Much like Mount Lewotobi Laki-Laki is spewin’ ash, Perth man Jaxtyn is spewin’ frustration after being informed he’ll have no other choice but to extend his idyllic holiday and continuing getting pissed in an infinity pool.
Jaxtyn was due to fly out yesterday until being told his flight is cancelled. He also woke up to the news today that he wouldn’t be going home due to continued unsafe conditions and limited flights out.
On his 8th Bintang for the morning Jaxtyn told The Times,
“This is just inhumane. Another day in this paradise. Yuck. To think I could be back in Perth getting yelled at by the misso for taking her good moisturiser to help bounce back at the number of tugs I’ve been getting. I’m livid mate”
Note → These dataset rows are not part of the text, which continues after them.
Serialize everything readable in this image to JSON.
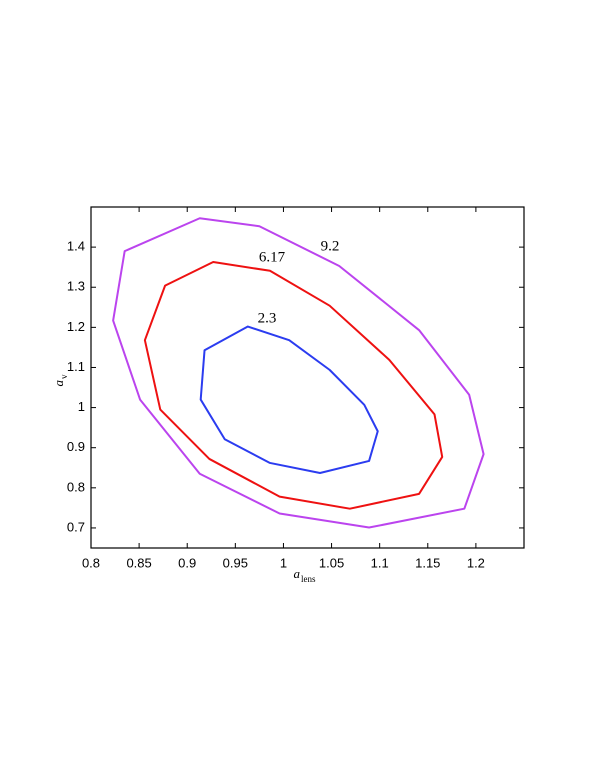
{
  "chart_data": {
    "type": "contour",
    "xlabel": "a",
    "xlabel_sub": "lens",
    "ylabel": "a",
    "ylabel_sub": "v",
    "xlim": [
      0.8,
      1.25
    ],
    "ylim": [
      0.65,
      1.5
    ],
    "xticks": [
      0.8,
      0.85,
      0.9,
      0.95,
      1,
      1.05,
      1.1,
      1.15,
      1.2
    ],
    "yticks": [
      0.7,
      0.8,
      0.9,
      1,
      1.1,
      1.2,
      1.3,
      1.4
    ],
    "series": [
      {
        "name": "2.3",
        "color": "#2b3cf0",
        "x": [
          0.963,
          1.006,
          1.048,
          1.084,
          1.098,
          1.089,
          1.038,
          0.986,
          0.939,
          0.914,
          0.918
        ],
        "y": [
          1.202,
          1.168,
          1.094,
          1.007,
          0.941,
          0.867,
          0.837,
          0.862,
          0.921,
          1.02,
          1.143
        ]
      },
      {
        "name": "6.17",
        "color": "#ee1111",
        "x": [
          0.927,
          0.986,
          1.048,
          1.11,
          1.157,
          1.165,
          1.141,
          1.069,
          0.996,
          0.923,
          0.872,
          0.856,
          0.877
        ],
        "y": [
          1.363,
          1.341,
          1.254,
          1.119,
          0.983,
          0.877,
          0.785,
          0.748,
          0.778,
          0.872,
          0.995,
          1.168,
          1.304
        ]
      },
      {
        "name": "9.2",
        "color": "#bb44ee",
        "x": [
          0.913,
          0.975,
          1.058,
          1.141,
          1.193,
          1.208,
          1.188,
          1.089,
          0.996,
          0.913,
          0.851,
          0.823,
          0.835
        ],
        "y": [
          1.472,
          1.452,
          1.353,
          1.193,
          1.032,
          0.884,
          0.748,
          0.701,
          0.736,
          0.835,
          1.02,
          1.217,
          1.39
        ]
      }
    ]
  }
}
Indeed, Jaxtynn is also inconsolable that he actually has a decent reason to miss work for a change. Not that he ever was one to shy away from a cheeky sickie. We caught up for a chat with his boss who told The Times,
“Honestly, the dog can just stay over there. Do you know I found out he’s been taking the entire sleeve of bickies home and then tries to fight me over not having enough biscuits in the break room? This guy is a top tier, grade A farkwit”
Jaxtynn has admitted that despite his outrage he has made no meaningful attempts at securing a flight home today.
By all reports, that is unlikely to change.